Con “I luoghi di Renata” San Cassiano ricorda la Fonte, eroina ambientalista uccisa perché difendeva il Salento

La sequenza di scatti di Paolo Laku restituisce lo sguardo di Renata su scorci e panorami inviolati grazie al suo grande impegno civile. Gesto d’amore, e di coraggio, pagato a caro prezzo.

Una mostra fotografica per ricordare una donna che ha pagato con la morte il suo impegno civile e morale. Che ha più volte ribadito la sua ostilità alle speculazioni edilizie, alla sete di denaro dei potenti locali.

Si inaugurerà domani, domenica 14 ottobre, nel frantoio ipogeo di San Cassiano, la mostra fotografica dedicata a Renata Fonte, donna salentina di coraggio e tenacia, per sensibilizzare studenti e visitatori sul tema importante e sempre attuale – oggi più che mai – della tutela dell’ambiente.

La mostra “I Luoghi di Renata”, realizzata nell’ambito del Festival la Notte della Taranta dedicato al paesaggio e promossa dall’associazione “ConTatto” onlus di San Cassiano, è un viaggio fotografico curato da Palo Laku che esplora la natura e l’intima solitudine di Renata Fonte, l’assessore alla cultura e alla pubblica istruzione di Nardò uccisa il 31 marzo del 1984, che pagò con la vita la difesa estrema della sua terra.

Alla speculazione edilizia e alla minaccia di cementificazione dell’incantevole baia, Renata Fonte oppose la cultura della bellezza e della salvaguardia dell’ambiente.

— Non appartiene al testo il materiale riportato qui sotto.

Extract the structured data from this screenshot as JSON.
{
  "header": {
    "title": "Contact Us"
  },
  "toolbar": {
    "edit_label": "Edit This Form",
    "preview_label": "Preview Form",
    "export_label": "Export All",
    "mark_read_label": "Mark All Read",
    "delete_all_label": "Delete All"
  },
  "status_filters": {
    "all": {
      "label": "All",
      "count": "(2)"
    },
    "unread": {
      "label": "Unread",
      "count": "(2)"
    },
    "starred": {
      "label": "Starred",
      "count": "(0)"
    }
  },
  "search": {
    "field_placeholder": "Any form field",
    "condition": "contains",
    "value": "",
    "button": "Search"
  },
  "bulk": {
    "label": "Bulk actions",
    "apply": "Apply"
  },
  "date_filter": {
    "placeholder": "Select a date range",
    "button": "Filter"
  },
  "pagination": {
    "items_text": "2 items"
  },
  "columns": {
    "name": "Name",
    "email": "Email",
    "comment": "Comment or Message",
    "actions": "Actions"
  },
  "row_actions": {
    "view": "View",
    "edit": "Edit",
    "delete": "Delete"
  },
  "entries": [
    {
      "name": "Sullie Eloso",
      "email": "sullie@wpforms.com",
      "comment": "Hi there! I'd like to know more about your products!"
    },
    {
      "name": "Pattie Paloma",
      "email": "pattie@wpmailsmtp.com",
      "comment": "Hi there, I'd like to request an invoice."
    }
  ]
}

Nell’incontro inaugurale – che si terrà nella sala consiliare del Comune di San Cassiano, domani alle 11 – saranno presenti le figlie di Renata, Sabrina e Viviana Metrangola insieme ai rappresentanti dell’associazione “ConTatto”.

Da piazza Salandra al teatro comunale di Nardò, i luoghi di Renata sono piazze d’incontro e condivisione di valori: dalle battaglie sociali e civili al fianco del prozio Pantaleo Ingusci all’ascolto delle donne e dei minori, alle parole pronunciate ai microfoni di Radio Nardò Uno.

Sono luoghi di intima felicità, luoghi di lettura. Sono telegrammi, lettere di studenti, disegni di bambini che, ad esempio, nel 1978 si mobilitarono per salvare Porto Selvaggio. Un movimento spontaneo che spinse Renata a credere che anche l’ultima battaglia contro la minaccia di cementificazione del paradiso selvaggio sarebbe stata vinta.

Così la sequenza di immagini di Paolo Laku restituisce lo sguardo di Renata, attraverso la testimonianza delle figlie Sabrina e Viviana, sui luoghi che hanno determinato le scelte nella sua breve vita.

La mostra, accessibile a chiunque, sarà ospitata presso il frantoio ipogeo di piazza Cito a San Cassiano, dal prossimo 14 ottobre al 4 novembre.